STRUCTURAL STUDIES OF AN HRV14:HIV-1 V3 LOOP CHIMERA THAT INDUCES NEUTRALIZING ANTIBODIES AGAINST HIV-1. Edward Arnold, Dawn A. Resnick, Jianping Ding, Sheila C. Geisler, Greg Kamer, and Gail Ferstandig Arnold, CABM and Rutgers University Chemistry Department, 679 Hoes Lane, Piscataway, NJ 08854

Human rhinovirus 14 (HRV14) has been engineered for use as a live-virus vaccine against human immunodeficiency virus (HIV-1). An HRV14:HIV-1 chimeric virus, designated DN-6, contains an immunogenic region from the V3 loop of the gp120 surface glycoprotein of HIV-1 transplanted into the neutralizing immunogenic site II of HRV14. DN-6 is strongly neutralized by anti-HIV-1 antibody preparations and elicits the production of antisera that potently neutralize HIV-1 in cell culture (Resnick et al., 1995). The crystal structure of DN-6 will reveal the conformation of a V3 loop epitope that is able to elicit a neutralizing response against HIV-1.

Crystals of DN-6 were obtained that diffract X-rays to 2.8 Å resolution. A native dataset measured at CHESS from cooled crystals is 44.8% complete to 3.5 Å resolution (238,364 independent reflections, R_merge=11.7%) and from a flash-frozen crystal is 61.4% complete to 3.5 Å resolution (322,463 independent reflections, R_merge=14.7%). The crystal symmetry and unit cell dimensions are similar to those of the orthorhombic crystal forms of HRV14 (Erickson et al., 1983) and poliovirus type 1 Mahoney (Hogle et al., 1985). Surprisingly, although the cell dimensions are very similar, the packing is different from that of the poliovirus 1 Mahoney crystals and the space group is P22₁2₁ instead of P2₁2₁2. The reflections were indexed accordingly for the standard space group choice P2₁2₁2 with a=378.4, b=354.7, and c=317.7 Å.

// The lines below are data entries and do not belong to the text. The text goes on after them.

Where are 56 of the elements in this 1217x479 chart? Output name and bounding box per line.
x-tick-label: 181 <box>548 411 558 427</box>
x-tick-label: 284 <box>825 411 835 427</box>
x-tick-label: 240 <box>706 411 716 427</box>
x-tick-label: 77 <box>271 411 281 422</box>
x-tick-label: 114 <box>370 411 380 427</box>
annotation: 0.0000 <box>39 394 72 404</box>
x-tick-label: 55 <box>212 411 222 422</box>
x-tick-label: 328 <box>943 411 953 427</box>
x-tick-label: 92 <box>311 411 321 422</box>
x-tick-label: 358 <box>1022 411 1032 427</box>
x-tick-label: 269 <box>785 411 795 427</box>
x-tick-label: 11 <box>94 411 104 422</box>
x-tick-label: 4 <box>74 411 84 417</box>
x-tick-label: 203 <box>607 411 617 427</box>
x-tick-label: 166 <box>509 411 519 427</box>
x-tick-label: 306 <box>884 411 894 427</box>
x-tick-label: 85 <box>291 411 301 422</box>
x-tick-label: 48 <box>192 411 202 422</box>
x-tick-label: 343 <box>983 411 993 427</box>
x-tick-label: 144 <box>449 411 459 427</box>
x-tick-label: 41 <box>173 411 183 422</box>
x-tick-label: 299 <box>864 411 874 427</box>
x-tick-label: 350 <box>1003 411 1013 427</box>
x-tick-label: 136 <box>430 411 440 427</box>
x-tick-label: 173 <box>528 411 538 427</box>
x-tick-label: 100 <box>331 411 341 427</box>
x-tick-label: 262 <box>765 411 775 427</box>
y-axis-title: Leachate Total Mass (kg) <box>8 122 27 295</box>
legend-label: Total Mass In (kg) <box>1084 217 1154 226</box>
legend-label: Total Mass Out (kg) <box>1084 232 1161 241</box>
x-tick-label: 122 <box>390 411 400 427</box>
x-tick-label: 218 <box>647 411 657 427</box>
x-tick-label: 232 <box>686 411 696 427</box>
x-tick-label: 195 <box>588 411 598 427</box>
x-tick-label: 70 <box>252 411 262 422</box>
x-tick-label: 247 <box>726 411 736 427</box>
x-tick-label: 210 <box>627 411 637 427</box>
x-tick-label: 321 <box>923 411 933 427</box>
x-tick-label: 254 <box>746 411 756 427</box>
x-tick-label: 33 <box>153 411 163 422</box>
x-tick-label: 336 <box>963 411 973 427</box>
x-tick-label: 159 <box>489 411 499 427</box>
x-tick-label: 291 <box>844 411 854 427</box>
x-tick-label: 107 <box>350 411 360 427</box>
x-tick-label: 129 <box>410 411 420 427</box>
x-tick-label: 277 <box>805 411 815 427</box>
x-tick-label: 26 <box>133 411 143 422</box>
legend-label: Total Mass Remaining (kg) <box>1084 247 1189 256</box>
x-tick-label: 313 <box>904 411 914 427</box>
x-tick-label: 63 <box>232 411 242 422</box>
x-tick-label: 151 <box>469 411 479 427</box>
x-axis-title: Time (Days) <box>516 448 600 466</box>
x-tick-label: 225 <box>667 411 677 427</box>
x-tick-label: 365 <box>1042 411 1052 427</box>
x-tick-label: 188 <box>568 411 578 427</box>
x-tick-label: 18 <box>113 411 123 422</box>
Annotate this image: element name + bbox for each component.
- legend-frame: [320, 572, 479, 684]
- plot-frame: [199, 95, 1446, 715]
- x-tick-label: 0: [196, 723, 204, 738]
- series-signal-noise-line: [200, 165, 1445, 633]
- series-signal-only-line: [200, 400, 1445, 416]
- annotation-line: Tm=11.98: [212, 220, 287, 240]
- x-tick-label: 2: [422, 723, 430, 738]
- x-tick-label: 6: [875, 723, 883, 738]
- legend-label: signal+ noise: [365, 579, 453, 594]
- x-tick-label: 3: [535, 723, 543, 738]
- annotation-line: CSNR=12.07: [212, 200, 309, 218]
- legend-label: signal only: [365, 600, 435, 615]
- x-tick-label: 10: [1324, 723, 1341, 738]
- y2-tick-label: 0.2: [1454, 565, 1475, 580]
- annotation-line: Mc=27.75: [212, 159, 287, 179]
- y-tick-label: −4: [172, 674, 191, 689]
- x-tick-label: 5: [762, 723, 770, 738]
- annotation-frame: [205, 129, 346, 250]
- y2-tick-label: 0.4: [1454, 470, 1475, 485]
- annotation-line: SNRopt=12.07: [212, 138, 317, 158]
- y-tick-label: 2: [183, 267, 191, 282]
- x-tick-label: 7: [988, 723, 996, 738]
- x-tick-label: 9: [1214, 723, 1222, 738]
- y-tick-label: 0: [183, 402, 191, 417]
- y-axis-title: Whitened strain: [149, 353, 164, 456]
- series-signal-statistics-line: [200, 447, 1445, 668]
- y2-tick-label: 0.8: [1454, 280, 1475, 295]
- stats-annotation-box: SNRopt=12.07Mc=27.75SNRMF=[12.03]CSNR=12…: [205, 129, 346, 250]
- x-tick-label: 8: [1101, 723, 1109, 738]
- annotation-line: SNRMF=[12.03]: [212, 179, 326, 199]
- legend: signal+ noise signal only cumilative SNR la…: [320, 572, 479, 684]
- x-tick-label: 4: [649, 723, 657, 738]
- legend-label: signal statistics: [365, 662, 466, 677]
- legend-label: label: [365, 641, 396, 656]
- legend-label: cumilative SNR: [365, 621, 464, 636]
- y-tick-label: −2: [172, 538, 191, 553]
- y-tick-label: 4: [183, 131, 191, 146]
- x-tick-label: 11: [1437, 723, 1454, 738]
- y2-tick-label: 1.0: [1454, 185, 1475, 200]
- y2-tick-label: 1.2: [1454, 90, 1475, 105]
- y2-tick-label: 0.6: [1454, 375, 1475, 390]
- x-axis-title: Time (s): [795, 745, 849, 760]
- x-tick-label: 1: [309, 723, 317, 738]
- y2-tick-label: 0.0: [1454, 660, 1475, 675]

Rotation and translation functions indicated a particle rotation of 93.0deg. (cooled) or 94.2deg. (frozen) around the z axis relative to a standard icosahedral orientation and the particle center position to be close to z=0.25. Rigid body refinement using the HRV14 native coordinates (Rossmann et al., 1985; Arnold & Rossmann, 1988) yielded an R-factor of 0.34 for 15-3.5 Å resolution for the cooled dataset. Phase improvement by 30-fold noncrystallographic symmetry averaging is underway. Electron density is well ordered for the majority of the protein shell. We are in the process of interpreting the density in the chimeric region in terms of the structure of the transplanted HIV-1 V3 loop immunogen.